I was talking with TeraTech’s server tuning consultant Mike Brunt about ColdFusion tuning and clustering which we did for a client to improve stability and performance. I thought others might be interested in what we did with server metrics, threads, logs and garbage collection in the Java Virtual Machine (JVM). We edited two files, as follows…
1/ {JRun4_root}servers\default\SERVER-INF\jrun.xml
We edited the following lines Lines 126 through 130, we uncommented this section (it is sometimes already uncommented) made sure it was set to true
<!– This Service provides metrics information –>
<!– ================================================================== –>
<service class=”coldfusion.server.jrun4.metrics.MetricsServiceAdapter” name=”MetricsService”>
<attribute name=”bindToJNDI”>true</attribute>
</service>
We then edited the section from line 148 through 151 as follows…
<!– You may also need to uncomment MetricsService if you want metrics enabled –>
<attribute name=”metricsEnabled”>true</attribute>
<attribute name=”metricsLogFrequency”>60</attribute>
<attribute name=”metricsFormat”>Web threads (busy/total): {busyTh}/{totalTh} Sessions: {sessions} Total Memory={totalMemory} Free={freeMemory}</attribute>
We changed <attribute name=”metricsEnabled”>true</attribute> to true which turns on Metrics Logging we made no more changes to this section but it is good to note what they do. <attribute name=”metricsLogFrequency”>60</attribute> sets the frequency of the metrics logging to 60 second intervals, that can be changed, in my experience, 60 seconds is typically a good time interval.
The line below that determines what is displayed; {busyTh}/{totalTh} will show all busy threads and total threads in use.

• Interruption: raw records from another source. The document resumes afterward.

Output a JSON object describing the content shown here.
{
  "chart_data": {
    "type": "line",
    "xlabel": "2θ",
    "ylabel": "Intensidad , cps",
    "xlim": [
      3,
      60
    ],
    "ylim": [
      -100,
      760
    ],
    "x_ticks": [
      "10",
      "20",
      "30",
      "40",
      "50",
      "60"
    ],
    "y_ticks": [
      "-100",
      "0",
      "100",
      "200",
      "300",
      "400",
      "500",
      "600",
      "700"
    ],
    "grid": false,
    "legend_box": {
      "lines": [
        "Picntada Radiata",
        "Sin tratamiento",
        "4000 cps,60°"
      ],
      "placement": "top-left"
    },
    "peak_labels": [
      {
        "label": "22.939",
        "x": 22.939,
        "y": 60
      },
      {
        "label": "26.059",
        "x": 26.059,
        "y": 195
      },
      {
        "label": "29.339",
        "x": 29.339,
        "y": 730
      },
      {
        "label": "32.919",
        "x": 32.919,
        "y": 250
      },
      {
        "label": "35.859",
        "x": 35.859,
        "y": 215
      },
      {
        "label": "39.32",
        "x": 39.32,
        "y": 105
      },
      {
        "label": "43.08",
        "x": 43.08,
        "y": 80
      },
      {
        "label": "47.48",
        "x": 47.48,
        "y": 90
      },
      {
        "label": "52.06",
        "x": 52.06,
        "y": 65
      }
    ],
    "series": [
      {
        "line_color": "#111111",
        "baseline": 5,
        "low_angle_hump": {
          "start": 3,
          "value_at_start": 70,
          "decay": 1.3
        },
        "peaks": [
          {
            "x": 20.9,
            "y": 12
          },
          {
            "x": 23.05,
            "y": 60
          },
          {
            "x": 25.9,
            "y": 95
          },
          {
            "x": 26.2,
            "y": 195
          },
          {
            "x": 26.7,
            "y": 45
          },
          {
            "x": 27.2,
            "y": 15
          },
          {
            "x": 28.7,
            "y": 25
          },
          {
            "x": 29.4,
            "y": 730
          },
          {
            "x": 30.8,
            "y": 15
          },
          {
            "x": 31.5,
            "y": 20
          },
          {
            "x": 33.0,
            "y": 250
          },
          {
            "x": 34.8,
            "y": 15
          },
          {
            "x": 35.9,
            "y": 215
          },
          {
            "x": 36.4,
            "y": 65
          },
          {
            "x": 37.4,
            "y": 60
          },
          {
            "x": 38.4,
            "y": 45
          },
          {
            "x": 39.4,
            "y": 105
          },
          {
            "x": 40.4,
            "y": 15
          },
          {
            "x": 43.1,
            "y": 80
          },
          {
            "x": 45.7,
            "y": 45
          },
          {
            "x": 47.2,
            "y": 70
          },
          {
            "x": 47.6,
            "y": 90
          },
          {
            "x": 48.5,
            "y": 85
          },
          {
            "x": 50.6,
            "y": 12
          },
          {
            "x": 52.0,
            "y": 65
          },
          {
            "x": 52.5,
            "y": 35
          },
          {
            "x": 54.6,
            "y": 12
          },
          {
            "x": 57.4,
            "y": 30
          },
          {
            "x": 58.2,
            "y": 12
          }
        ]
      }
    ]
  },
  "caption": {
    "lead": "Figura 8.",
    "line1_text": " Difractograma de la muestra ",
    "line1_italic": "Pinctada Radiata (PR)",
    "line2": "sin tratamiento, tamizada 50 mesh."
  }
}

The busy threads value shows you how many threads are actually in use when this snapshot was taken and the total the actual busy threads along with threads in every other state. There is a good write up of different thread states here – http://www.bpurcell.org/blog/index.cfm?mode=entry&entry=934. The total thread number shows all threads in every state, as a very broad rule of thumb, the greater the difference between busy and total the more efficiently the application is running.
Sessions: {sessions} shows the number of Java-J2EE sessions running which is enabled by turning on “Use J2EE Session Variables” in the Memory Variables section of CF Admin. This will show you how many J2EE sessions are running every 60 seconds. This is an indication of activity and this number will rise and fall as user sessions begin and end.
Total Memory={totalMemory} Free={freeMemory} is fairly self explanatory and shows the memory state in 60 second intervals, ideally we do not want to see free memory drop too low, I would get uncomfortable if it drops below 75 MB or 10% of the total. Also, we want to see any used memory being released as quickly as possible.
We next edited the way logs are generated and created a split out of the logs by adding {log.level} to line 155
<attribute name=”filename”>{jrun.rootdir}/logs/{jrun.server.name}-{log.level}-event.log</attribute>
This last change enables more targeted logs which will be written to {JRun4_root}\logs.
I recommend making these changes on all Production CFMX 6.1 systems and leaving them on, the information produced can be invaluable for troubleshooting.
2/ {JRun4_root}\bin\jvm.config
This files is the main configuration file for the JVM and is loaded at start time. After observing application behavior metrics from the logging changes above we applied the following changes to jvm.config…
-Xms768m -Xmx768m – This sets the start and maximum memory allotted to the heap at 768MB. I typically set this number as high as is needed by the metrics logging and verbose garbage collection information. In practical terms, on 32 bit Windows, it cannot be set any higher than 1.4GB.
-XX:PermSize=128m -XX:MaxPermSize=128m – Here we added a start size for the permanent generation which I where the classes for JRun-CF are stored. We did this because we observed all of this memory space being fully consumed many times, in the verbose garbage collection log.
-Dsun.rmi.dgc.client.gcInterval=600000 -Dsun.rmi.dgc.server.gcInterval=600000 – These arguments generate an explicit Full Garbage Collection (Full GC) at 10 minute intervals. We applied these because we observed Full GC's taking place at one minute intervals and in some cases at 30 second intervals. This is far too often as when there is a Full GC, everything else on the server stops.
-XX:+PrintGCDetails -XX:+PrintGCTimeStamps -XX:+PrintHeapAtGC -verbose:gc -Xloggc:teratechgc.log – This argument set turns on logging of all garbage collections in a verbose manner and this is where we got our information for the memory settings along with the metrics information. We turned this logging off after making the changes and checking that all was OK.